When we get there everything has been retconned!

*The fabulous buildings of Hilton's novel are now old shacks (the piano is still there, though).

*The man who recounts the story of Lost Horizon, Rutherford, was really named Kallen.

*Henry Barnard really is Henry Barnard and the name Chalmers Bryant was made up in Lost Horizon.

*The plane wasn't refueled. The Maharaja had equipped it with extra fuel tanks because he didn't like to stop unless he had to.

*The valley itself doesn't save anyone from aging, it's a drug that magically only works inside the valley (because everything's better with drugs).

Excuse yourself there, but I don't want to know what really happened, or what's believable, I want Lost Horizon!



Nothing happens for pretty much 97 pages. We find that ALL the people from the first book and indeed everyone in Shangri-La are assholes. They capture George AT GUNPOINT, take him to their monestary, show him EVERYTHING and then say "now we can't let you leave or the Chicoms will know we're here." Why the fuck did you bring him there in the first place, just to make him prisoner for the next two centuries when he most likely would have died of exposure in a few days? In my expert opinion (I'm no expert but I happen to think my opinion is expert) living as a captive for two centuries while everyone you care about thinks you're dead, grows old, and dies up to four or five generations, is far far worse than actually dying in the mountains after two days of struggle, but that's just me. George want's to see his family again. He wants to go home to his fiancee before she inevitably marries that jerk from school who will get her as a rebound when she's depressed. Tough shit. The Shangri-La mafia kidnaped him and now he's stuck there. This. Does. Not. Make. Sense.



When he finally does get around to escaping, on page 99, I had to skip ahead. I had to find out if he made it so as to put the assholes in their place. Nope. They keep him there for 17 years. Then another pilot crashes there who is working for the Chicoms and the folks at Shangri-La say "oh shit, we need to get the US to save us from the Chicoms so we can keep our asshole village safe!" They're all too old and would die if they left, so they have to send George out. He has to make it back to the US and write a book about his experience, telling the world about the existence of Shangri-La so it can be protected from Chicoms AS IF THE WHOLE REASON FOR KEEPING HIM THERE THE PREVIOUS 200 PAGES DIDN'T HAPPEN! "Sorry we wasted your life, but we have to go back on our raison d'ĂȘtre just because we can't fight the Chicoms on our own." Well damn, if that's not a kick in the teeth I don't know what is!
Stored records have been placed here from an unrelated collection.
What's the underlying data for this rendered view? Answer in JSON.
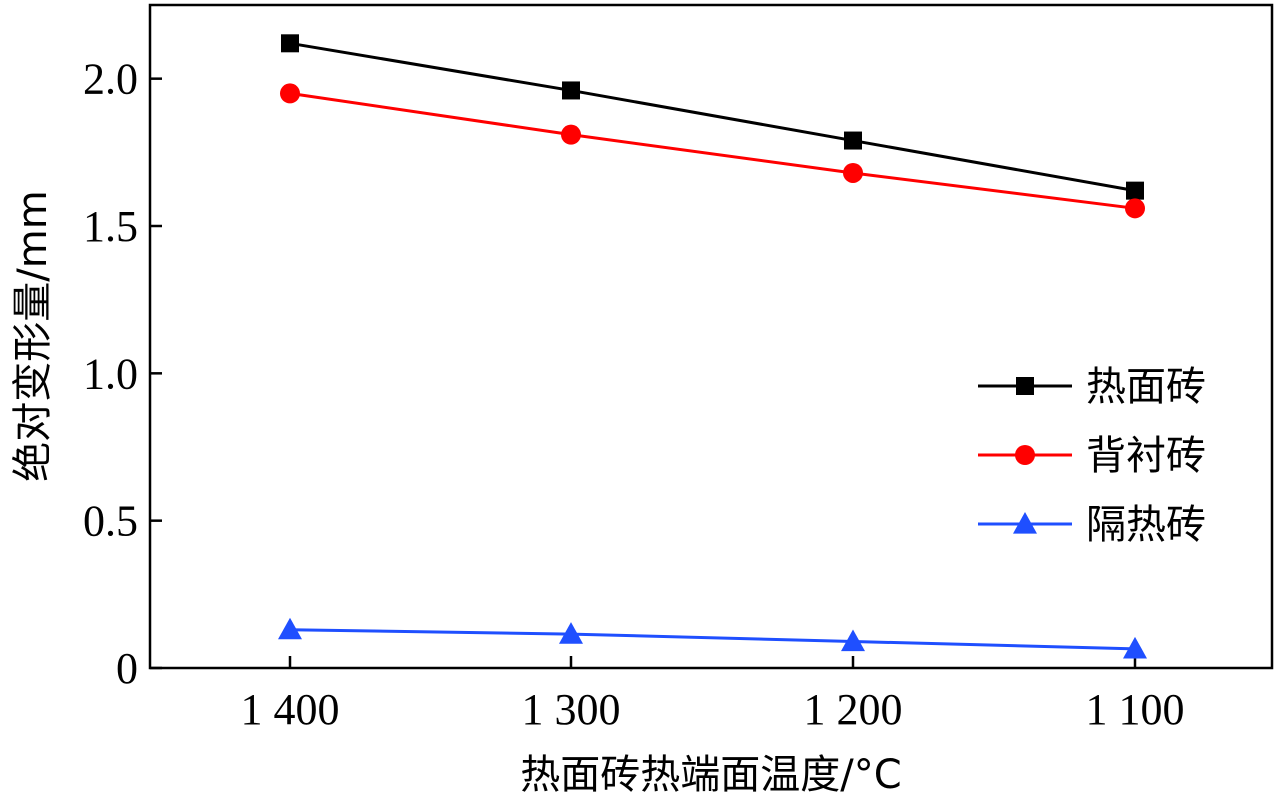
{
  "chart_data": {
    "type": "line",
    "categories": [
      "1 400",
      "1 300",
      "1 200",
      "1 100"
    ],
    "xlabel": "热面砖热端面温度/°C",
    "ylabel": "绝对变形量/mm",
    "ylim": [
      0,
      2.25
    ],
    "yticks": [
      0,
      0.5,
      1.0,
      1.5,
      2.0
    ],
    "ytick_labels": [
      "0",
      "0.5",
      "1.0",
      "1.5",
      "2.0"
    ],
    "grid": false,
    "legend_position": "center-right",
    "series": [
      {
        "name": "热面砖",
        "values": [
          2.12,
          1.96,
          1.79,
          1.62
        ],
        "color": "#000000",
        "marker": "square"
      },
      {
        "name": "背衬砖",
        "values": [
          1.95,
          1.81,
          1.68,
          1.56
        ],
        "color": "#ff0000",
        "marker": "circle"
      },
      {
        "name": "隔热砖",
        "values": [
          0.13,
          0.115,
          0.09,
          0.065
        ],
        "color": "#1f4fff",
        "marker": "triangle"
      }
    ]
  }
}
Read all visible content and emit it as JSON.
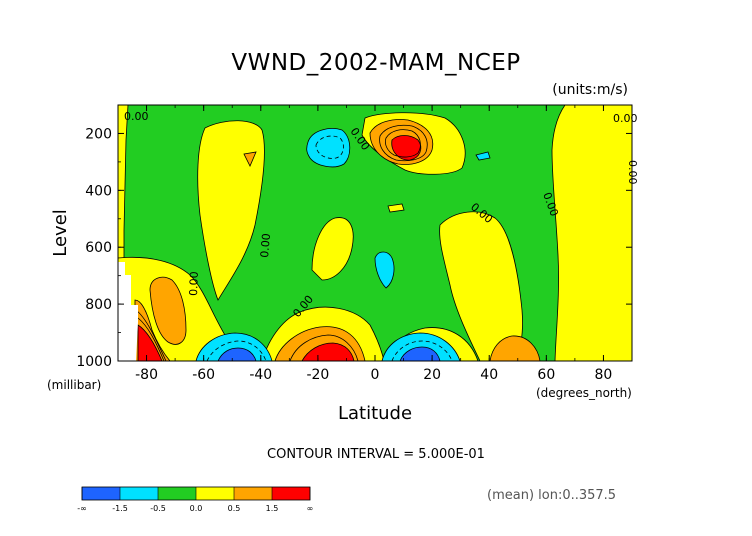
{
  "chart_data": {
    "type": "contour",
    "title": "VWND_2002-MAM_NCEP",
    "units_label": "(units:m/s)",
    "xlabel": "Latitude",
    "x_units": "(degrees_north)",
    "ylabel": "Level",
    "y_units": "(millibar)",
    "xlim": [
      -90,
      90
    ],
    "ylim": [
      1000,
      100
    ],
    "x_ticks": [
      "-80",
      "-60",
      "-40",
      "-20",
      "0",
      "20",
      "40",
      "60",
      "80"
    ],
    "x_tick_values": [
      -80,
      -60,
      -40,
      -20,
      0,
      20,
      40,
      60,
      80
    ],
    "y_ticks": [
      "200",
      "400",
      "600",
      "800",
      "1000"
    ],
    "y_tick_values": [
      200,
      400,
      600,
      800,
      1000
    ],
    "contour_interval_text": "CONTOUR INTERVAL = 5.000E-01",
    "contour_label": "0.00",
    "mean_text": "(mean) lon:0..357.5",
    "levels": [
      -1.5,
      -0.5,
      0.0,
      0.5,
      1.5
    ],
    "colorbar": {
      "labels": [
        "-∞",
        "-1.5",
        "-0.5",
        "0.0",
        "0.5",
        "1.5",
        "∞"
      ],
      "colors": [
        "#1e64ff",
        "#00e1ff",
        "#22cd22",
        "#ffff00",
        "#ffa500",
        "#ff0000"
      ]
    },
    "features": [
      {
        "kind": "max",
        "lat": 10,
        "level": 170,
        "value": 2.0
      },
      {
        "kind": "max",
        "lat": -14,
        "level": 960,
        "value": 2.5
      },
      {
        "kind": "max",
        "lat": -84,
        "level": 960,
        "value": 2.5
      },
      {
        "kind": "max",
        "lat": -77,
        "level": 820,
        "value": 1.0
      },
      {
        "kind": "max",
        "lat": 57,
        "level": 960,
        "value": 1.0
      },
      {
        "kind": "min",
        "lat": -52,
        "level": 960,
        "value": -2.0
      },
      {
        "kind": "min",
        "lat": 15,
        "level": 960,
        "value": -2.0
      },
      {
        "kind": "min",
        "lat": -15,
        "level": 160,
        "value": -1.0
      },
      {
        "kind": "min",
        "lat": 5,
        "level": 650,
        "value": -1.0
      },
      {
        "kind": "min",
        "lat": 38,
        "level": 200,
        "value": -0.6
      }
    ]
  }
}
Boo hoo. Cry me a river, build me a bridge, and get over it. If you ask me there is nothing worth saving in Shangri-La. In Lost Horizon Shangri-La was a time capsule for preserving civilization from a future world destruction. In Messenger Shangri-La is like a cocoon from the movie Cocoon where old folks get young again, only instead the old folks are assholes and they need to stay in their valley to smoke cigars and eat tsampa and thumb their noses at the world.



If I were George and my escape plans failed and I was kidnaped by assholes, I would burn the whole monestary and the valley to the ground. We all die together or you let me go. These are not noble people whose way of life should be preserved. These are monsters who should be vanquished.



When he does leave he has Stockholm Syndrome. He doesn't care about his fiancee or what happened to her. He doesn't care about his brother and sister, or his parents (who he says are probably dead). Nope. He pines to return to Shangri-La! He loves his captors because in those 200 pages I skipped there was something about a drunken monkey (like Stoic philosopher Chrysippus, who died laughing watching his donkey get drunk, I guess Frank DeMarco added this WHOLE CHAPTER for laughs or something) and some new age fluff about coincidences like in the Celestine Prophecy (which has piss poor writing and nothing follows logically since it's about impossible coincidences, all by the author's admission because he didn't want to write a believable novel but wanted a venue to rant about his beliefs).



And that's the book. It sucks. It sucks worse than the other "sequel."